With the United States and Iran set to sign an agreement that could completely reopen the Strait of Hormuz to oil tankers, Canadians may still not see energy prices meaningfully fall any time soon.
A memorandum of understanding (MOU) between Iran and the United States, to be officially signed on June 19, is set to reopen the Strait, a waterway through which around 20 percent of global oil and gas supplies run. Tehran has severely disrupted the flow of ships through the Strait since March.
But this deal may not provide immediate substantial relief for Canadians at the pump, according to Canadians for Affordable Energy President Dan McTeague, who says it will take six or seven months to replenish global oil inventories that have already been drawn down to critical levels.
McTeague said Canadians can expect gas and diesel prices to remain elevated in the short-term, and potentially rise much higher as oil traders realize the “disconnect” between current prices and the cumulative shortage of 1.6 billion barrels of oil.
“The reality is that it’s going to take a long time to get back to where we were just a few months ago, given the extensive lag time and damage that’s been done in terms of production fields as well as transportation,” he said.
US–Iran War
After the United States and Israel launched air and missile strikes on Iran in late February, Iran responded by virtually shutting down the Strait of Hormuz by attacking ships attempting to cross. While the United States has attempted to help ships cross the waterway, overall shipping flows have been dramatically reduced.
The United States and Iran are set to sign an MOU on June 19 in Switzerland, which reportedly includes Iran reopening the Strait and the United States ending its naval blockade of Iran. The two countries will then enter into 60 days of negotiations on issues like Iran’s nuclear program.
While West Texas Intermediate oil prices have fallen from around US$110 in April to around $US80 currently, McTeague said the pricing of futures markets do not reflect the current oil deficit. With approximately 14 million barrels of oil offline during the closure of the Strait compared to global consumption of over 100 million barrels per day, the energy crisis caused by the Iran war is larger than the prior three global energy crises of 2022, 1979, and 1973.
McTeague said oil prices have been kept relatively low due to China reducing its imports, International Energy Agency countries agreeing to release 400 million barrels from their emergency oil stockpiles, and U.S. President Donald Trump’s repeated announcements of imminent peace that have “discouraged a lot of other people from taking [long] positions on oil.”
McTeague said the futures markets have been “on happy pills for the past several weeks” when it comes to oil prices, and have not taken into account how long it will take for oil tankers to refill at ports in the Middle East and travel to their destinations, or for energy facilities destroyed in the war to be rebuilt.
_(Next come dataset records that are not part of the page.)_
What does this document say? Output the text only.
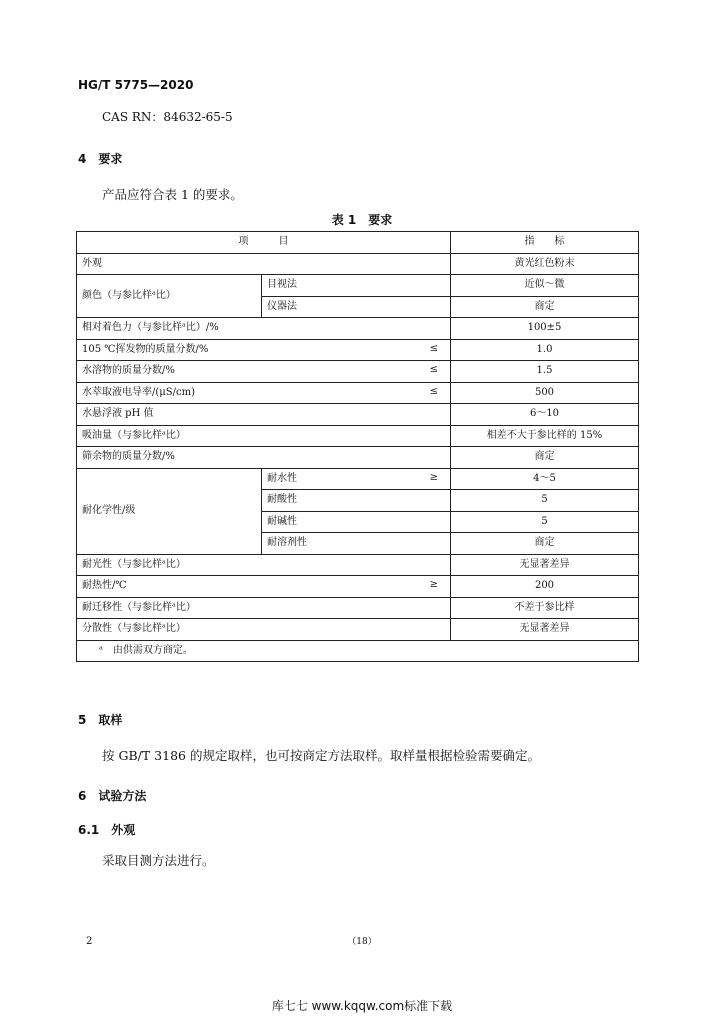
HG/T 5775—2020
CAS RN：84632-65-5
4　要求
产品应符合表 1 的要求。
表 1　要求
项　　　目		指　　标
外观		黄光红色粉末
颜色（与参比样ᵃ比）	目视法	近似～微
	仪器法	商定
相对着色力（与参比样ᵃ比）/%		100±5
105 ℃挥发物的质量分数/% ≤		1.0
水溶物的质量分数/% ≤		1.5
水萃取液电导率/(μS/cm) ≤		500
水悬浮液 pH 值		6～10
吸油量（与参比样ᵃ比）		相差不大于参比样的 15%
筛余物的质量分数/%		商定
耐化学性/级	耐水性 ≥	4～5
	耐酸性	5
	耐碱性	5
	耐溶剂性	商定
耐光性（与参比样ᵃ比）		无显著差异
耐热性/℃ ≥		200
耐迁移性（与参比样ᵃ比）		不差于参比样
分散性（与参比样ᵃ比）		无显著差异
ᵃ　由供需双方商定。		
5　取样
按 GB/T 3186 的规定取样，也可按商定方法取样。取样量根据检验需要确定。
6　试验方法
6.1　外观
采取目测方法进行。
2	（18）
库七七 www.kqqw.com标准下载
When it comes to the U.S. Strategic Petroleum Reserve, which recently hit its lowest levels since 1983 of around 349.5 million barrels, McTeague said that “problems” would emerge if the levels reached around 250 million to 300 million barrels. Many of the oil reserves are kept in massive underground salt caverns, which need a minimum amount of oil to maintain adequate pressure to avoid degrading.
Canadian Gas Prices
While McTeague said that he believes gas prices could come down this week in anticipation of the U.S.–Iran agreement, on a longer-term basis, “higher sustained, supported prices are here, inevitably, regardless of what the Wall Street day traders and computer whizzes want to think.”
McTeague said he foresees gas prices remaining above $1.60 a litre for Canadians for the mid-term. He also noted that the Liberal government’s temporary suspension of the federal fuel excise tax in April, which was expected to lower gas costs by 10 cents per litre on regular gasoline and 4 cents on diesel, will be lifted on Sept. 7.
“Sooner, and I think not later, markets are going to have to say, ‘hang on a second, here we have a very serious shortage, and it cannot be repaired by lower prices or playing this speculative short-selling game that we’ve seen being led by the Trump administration,’” McTeague said.
McTeague said that sustained higher oil prices will lead to higher inflation for Canadians, particularly when it comes to the “global workhorse” of diesel, which is used for transporting goods and in farming equipment.
Trevor Tombe, a professor in the University of Calgary’s department of economics, told The Epoch Times that the longer the Strait of Hormuz remained closed, the higher oil prices would rise. But he also said that Canada is one of the few countries that benefits from higher oil prices, particularly in the energy-producing provinces of Alberta, Newfoundland and Labrador, and Saskatchewan.
“As an individual, you’re certainly strained at the pump, no question. Household budgets are challenged when energy prices are high, but GDP growth tends to increase because we generate more income when the price of something we export a lot of rises,” he said.